Where women were the primary agricultural workers such as in planting cultures, polygyny was valued and men married many wives. Marriage involved very little material transaction, and women are valued as producers and reproducers. Polygyny as a system of family formation was about the consolidation of human capital a wealth creation. Wealth-increasing polygyny is often non sororal, which means that the co-wives are not sisters. It occurs in societies in which there is an economic stratification among men. The wealthier males have more wives and there is not a limit to the number of wives a man can have, as long as he can support them. In this case, each wife is an independent economic unit. In the majority of the situations the wives have their own houses and take care of their own gardens.

The Swati, of eSwatini practice a very particular type of sororate wealth-increasing polygyny. Marriage is a political institution and women possess economic, social and reproductive power. In the economic realm the women have their own house, their own garden, and grow their own food. Within the social realm, the power Swati women hold includes the custom of lobola, the use of women to form alliances, the possibility that some women may become queen in this society, and the fact that senior wives have privileges. Swati polygynous women have reproductive power because women are valued if they have many children.

In common homesteads, after the new bride provides service to her mother-in-law, she is given her own individual sleeping, cooking, and storage hut. These are usually her private places so they are closed off from the public. A bride is also presented with her own plot of land from the family garden. Here she is permitted to grow food and cultivate her garden. Sometimes a bride is even given cattle to use. In this she is a semi-independent and economic unit. At her own place a woman leads a private life with her children.

Swati women have social power because lobola is involved in their marriages. Marriage is a complex arrangement that involves a payment lobola to the parents of the bride. Because of the expense of lobola, usually only people of very high social standing can afford to practice polygyny eSwatini. Generally, the lobola is in the form of cattle, and can only be returned under certain conditions. It is also sometimes used to resolve disputes between a husband and wife during the marriage. Also, women have social power because a Swazi marriage is basically the aligning of two families instead of two people and the women who ensures the alliance is often very valued.

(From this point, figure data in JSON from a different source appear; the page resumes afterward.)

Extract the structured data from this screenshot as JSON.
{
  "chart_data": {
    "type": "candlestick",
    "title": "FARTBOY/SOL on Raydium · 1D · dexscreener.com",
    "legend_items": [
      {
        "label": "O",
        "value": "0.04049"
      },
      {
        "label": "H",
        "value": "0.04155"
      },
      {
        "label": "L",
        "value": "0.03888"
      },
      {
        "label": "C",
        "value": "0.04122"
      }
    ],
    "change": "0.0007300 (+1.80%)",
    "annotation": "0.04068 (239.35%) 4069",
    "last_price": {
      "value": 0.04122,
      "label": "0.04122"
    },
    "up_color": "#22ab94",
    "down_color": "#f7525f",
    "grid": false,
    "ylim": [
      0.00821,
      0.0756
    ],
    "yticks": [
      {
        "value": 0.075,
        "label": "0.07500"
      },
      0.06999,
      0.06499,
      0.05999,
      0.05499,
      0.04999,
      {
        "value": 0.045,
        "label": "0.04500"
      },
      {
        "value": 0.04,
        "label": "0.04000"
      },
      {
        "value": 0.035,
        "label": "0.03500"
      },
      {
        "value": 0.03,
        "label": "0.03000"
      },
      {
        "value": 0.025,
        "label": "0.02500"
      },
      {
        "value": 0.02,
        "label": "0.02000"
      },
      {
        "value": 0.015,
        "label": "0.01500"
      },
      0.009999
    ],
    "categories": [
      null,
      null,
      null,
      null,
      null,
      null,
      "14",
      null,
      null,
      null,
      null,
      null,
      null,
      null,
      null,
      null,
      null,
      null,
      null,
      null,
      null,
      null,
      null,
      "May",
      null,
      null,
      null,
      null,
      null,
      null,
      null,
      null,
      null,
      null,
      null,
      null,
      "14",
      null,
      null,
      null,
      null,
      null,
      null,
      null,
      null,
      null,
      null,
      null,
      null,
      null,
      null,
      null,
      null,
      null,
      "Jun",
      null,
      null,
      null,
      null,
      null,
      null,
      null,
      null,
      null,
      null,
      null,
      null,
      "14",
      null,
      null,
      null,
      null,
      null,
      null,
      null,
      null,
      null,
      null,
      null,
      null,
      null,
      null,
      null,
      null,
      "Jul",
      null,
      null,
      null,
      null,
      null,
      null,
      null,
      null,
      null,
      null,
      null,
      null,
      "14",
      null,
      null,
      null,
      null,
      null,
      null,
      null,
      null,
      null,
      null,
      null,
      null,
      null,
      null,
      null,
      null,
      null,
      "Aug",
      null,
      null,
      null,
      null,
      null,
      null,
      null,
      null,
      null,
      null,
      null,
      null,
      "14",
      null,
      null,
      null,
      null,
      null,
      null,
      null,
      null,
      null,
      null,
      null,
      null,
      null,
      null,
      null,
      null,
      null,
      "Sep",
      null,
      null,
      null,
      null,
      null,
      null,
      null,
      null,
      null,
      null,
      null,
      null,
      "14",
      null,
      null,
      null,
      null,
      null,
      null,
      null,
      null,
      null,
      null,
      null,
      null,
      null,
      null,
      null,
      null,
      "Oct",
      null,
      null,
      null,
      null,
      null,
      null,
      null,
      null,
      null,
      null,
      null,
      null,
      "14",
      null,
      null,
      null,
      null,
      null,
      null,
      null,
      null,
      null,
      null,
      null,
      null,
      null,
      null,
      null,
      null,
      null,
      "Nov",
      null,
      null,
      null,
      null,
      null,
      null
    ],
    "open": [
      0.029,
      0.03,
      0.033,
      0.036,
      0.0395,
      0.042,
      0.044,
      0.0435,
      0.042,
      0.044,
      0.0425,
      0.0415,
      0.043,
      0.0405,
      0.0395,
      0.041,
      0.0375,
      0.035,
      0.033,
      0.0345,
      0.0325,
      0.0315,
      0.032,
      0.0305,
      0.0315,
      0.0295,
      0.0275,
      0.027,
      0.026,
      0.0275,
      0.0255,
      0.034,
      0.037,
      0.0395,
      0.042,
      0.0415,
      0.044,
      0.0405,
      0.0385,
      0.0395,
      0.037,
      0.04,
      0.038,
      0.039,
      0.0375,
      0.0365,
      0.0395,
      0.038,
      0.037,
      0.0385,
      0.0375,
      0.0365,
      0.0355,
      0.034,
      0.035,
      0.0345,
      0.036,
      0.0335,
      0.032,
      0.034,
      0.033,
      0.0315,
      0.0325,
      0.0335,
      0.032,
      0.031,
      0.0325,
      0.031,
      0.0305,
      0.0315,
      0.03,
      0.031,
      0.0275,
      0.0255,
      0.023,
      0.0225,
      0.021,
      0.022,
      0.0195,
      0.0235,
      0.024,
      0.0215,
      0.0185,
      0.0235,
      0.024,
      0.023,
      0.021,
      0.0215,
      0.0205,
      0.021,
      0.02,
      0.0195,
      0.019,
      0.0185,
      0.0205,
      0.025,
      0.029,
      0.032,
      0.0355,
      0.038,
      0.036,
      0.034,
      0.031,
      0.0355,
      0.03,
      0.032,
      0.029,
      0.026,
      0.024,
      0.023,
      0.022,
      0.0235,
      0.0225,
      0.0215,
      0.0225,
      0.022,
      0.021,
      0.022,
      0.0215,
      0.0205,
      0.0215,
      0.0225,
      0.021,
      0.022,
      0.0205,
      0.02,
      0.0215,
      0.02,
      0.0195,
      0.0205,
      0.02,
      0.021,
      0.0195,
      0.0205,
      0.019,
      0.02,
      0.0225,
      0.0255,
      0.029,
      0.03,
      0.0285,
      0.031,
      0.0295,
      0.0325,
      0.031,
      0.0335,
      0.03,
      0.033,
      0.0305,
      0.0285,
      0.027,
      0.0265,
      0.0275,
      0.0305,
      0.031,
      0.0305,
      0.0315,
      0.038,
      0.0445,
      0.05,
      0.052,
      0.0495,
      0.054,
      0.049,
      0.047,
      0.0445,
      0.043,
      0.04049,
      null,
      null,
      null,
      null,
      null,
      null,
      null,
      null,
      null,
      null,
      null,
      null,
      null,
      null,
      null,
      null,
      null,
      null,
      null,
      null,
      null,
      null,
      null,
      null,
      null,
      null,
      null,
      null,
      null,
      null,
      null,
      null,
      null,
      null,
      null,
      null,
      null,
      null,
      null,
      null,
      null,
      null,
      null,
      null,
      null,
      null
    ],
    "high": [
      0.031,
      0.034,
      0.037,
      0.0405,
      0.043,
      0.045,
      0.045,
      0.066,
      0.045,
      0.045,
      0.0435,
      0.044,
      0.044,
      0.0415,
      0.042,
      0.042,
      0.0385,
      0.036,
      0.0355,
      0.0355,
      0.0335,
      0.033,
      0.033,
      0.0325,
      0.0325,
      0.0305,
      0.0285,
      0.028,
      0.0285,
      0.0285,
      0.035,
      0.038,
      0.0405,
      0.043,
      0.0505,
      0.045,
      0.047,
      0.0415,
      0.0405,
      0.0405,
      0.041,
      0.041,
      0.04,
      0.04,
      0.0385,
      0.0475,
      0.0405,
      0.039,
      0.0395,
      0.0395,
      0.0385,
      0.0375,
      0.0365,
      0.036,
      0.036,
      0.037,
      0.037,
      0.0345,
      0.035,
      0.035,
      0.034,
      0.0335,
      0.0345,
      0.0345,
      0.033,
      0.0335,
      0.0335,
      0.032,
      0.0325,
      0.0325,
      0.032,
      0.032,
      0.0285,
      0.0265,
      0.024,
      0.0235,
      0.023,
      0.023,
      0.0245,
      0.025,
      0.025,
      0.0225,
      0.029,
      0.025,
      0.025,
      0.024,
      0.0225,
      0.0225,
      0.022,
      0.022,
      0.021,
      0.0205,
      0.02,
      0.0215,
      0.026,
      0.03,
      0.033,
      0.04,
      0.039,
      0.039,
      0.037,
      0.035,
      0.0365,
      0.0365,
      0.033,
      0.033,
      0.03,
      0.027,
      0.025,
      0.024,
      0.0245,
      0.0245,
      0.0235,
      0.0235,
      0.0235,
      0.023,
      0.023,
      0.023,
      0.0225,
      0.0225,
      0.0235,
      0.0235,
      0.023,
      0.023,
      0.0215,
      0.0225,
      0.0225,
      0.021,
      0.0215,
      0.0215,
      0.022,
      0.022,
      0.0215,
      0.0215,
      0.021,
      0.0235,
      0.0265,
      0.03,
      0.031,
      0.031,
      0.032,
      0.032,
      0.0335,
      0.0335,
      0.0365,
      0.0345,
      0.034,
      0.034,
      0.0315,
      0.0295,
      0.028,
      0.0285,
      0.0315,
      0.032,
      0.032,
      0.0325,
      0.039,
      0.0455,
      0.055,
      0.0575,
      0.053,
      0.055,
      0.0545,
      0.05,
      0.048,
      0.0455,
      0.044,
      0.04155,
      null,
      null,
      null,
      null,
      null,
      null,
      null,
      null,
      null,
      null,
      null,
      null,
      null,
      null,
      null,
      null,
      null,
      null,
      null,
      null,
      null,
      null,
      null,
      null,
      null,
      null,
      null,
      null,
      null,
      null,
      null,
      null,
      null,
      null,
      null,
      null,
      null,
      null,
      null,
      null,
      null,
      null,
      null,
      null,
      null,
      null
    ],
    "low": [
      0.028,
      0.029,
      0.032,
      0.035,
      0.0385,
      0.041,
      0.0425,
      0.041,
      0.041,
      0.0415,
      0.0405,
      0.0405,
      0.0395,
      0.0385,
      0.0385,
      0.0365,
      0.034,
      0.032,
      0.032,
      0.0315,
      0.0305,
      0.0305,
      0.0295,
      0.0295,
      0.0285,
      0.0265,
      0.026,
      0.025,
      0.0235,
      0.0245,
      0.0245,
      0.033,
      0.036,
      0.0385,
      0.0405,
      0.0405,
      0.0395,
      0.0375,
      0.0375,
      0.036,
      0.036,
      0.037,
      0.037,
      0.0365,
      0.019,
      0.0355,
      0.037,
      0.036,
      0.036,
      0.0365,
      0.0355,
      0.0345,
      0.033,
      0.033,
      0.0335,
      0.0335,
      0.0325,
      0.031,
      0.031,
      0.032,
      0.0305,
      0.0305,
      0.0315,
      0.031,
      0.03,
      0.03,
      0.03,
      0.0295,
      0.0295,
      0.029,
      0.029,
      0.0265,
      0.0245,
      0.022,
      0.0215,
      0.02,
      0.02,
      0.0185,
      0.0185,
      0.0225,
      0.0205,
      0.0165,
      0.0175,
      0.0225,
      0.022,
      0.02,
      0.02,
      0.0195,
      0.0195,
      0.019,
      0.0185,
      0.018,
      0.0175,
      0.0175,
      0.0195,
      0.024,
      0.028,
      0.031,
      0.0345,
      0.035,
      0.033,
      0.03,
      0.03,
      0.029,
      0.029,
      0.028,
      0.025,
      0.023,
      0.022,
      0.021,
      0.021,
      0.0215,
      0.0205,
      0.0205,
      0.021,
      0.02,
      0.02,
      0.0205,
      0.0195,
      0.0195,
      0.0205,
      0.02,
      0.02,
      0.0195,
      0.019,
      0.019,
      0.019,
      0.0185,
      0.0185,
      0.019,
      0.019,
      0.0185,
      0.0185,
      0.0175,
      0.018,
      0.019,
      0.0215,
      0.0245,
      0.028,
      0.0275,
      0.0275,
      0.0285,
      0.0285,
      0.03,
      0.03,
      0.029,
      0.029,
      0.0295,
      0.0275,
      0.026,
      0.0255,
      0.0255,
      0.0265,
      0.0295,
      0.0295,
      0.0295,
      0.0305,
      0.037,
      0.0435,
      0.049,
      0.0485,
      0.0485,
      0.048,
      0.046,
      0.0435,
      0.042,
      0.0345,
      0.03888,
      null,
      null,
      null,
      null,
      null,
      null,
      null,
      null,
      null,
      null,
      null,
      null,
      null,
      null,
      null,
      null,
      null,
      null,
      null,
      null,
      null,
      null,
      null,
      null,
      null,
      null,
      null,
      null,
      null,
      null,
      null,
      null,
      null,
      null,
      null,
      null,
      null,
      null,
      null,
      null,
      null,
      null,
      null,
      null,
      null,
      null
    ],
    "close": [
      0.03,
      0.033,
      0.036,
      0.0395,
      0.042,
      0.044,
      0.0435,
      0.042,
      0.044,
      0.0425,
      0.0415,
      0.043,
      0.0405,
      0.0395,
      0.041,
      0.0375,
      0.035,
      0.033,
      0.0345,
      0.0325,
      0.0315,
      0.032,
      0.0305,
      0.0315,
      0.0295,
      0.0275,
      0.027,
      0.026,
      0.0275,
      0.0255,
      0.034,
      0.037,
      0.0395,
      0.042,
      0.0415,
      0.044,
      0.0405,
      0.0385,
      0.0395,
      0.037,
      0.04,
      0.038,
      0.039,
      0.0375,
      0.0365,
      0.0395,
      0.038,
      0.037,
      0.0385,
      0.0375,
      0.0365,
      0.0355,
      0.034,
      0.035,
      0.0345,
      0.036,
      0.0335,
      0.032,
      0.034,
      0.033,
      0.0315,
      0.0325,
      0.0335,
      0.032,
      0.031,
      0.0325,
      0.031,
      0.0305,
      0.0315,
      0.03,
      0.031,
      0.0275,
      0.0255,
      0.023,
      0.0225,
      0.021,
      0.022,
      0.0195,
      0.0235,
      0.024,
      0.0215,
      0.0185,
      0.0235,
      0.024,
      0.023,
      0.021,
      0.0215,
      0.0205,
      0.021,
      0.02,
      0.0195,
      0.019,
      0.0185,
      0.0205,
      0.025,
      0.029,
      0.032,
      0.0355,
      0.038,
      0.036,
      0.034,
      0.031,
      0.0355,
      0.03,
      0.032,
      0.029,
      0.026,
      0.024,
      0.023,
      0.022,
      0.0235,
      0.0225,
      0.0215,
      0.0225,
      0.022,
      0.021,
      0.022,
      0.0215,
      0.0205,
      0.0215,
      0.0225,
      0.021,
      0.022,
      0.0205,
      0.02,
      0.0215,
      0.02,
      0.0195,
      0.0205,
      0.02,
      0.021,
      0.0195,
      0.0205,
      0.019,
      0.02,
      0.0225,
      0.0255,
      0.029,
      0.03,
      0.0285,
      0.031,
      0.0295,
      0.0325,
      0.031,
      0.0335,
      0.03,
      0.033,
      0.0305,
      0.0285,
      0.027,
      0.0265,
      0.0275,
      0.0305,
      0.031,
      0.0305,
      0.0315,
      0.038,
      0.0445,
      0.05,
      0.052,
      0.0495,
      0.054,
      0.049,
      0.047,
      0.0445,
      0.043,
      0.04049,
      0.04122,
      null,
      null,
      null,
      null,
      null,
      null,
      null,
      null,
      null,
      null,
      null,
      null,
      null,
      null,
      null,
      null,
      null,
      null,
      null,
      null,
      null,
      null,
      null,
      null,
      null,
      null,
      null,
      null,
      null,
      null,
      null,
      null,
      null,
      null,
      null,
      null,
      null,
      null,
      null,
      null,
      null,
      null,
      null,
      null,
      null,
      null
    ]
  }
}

The African concept of “rights in persons” and “wealth in people” placed premium on women’s labour and procreation. Colonial powers understood this and thus the most important project of colonialism was to destroy the African family structure as this is the most important economic and political institution.

Ultimately the intersection between the colonial economic structures and gender-biased education systems shaped by patriarchal assumptions of European colonial administrators and missionaries enabled African chiefs and male elders to orchestrate a social coup. Therefore, referring to the second-class citizen status of African women today as ‘traditional’ is erroneous and must be rejected for what it is. Even what we understand to be our customary law was used by the colonizers to cement as ‘tradition’ the subordination of women.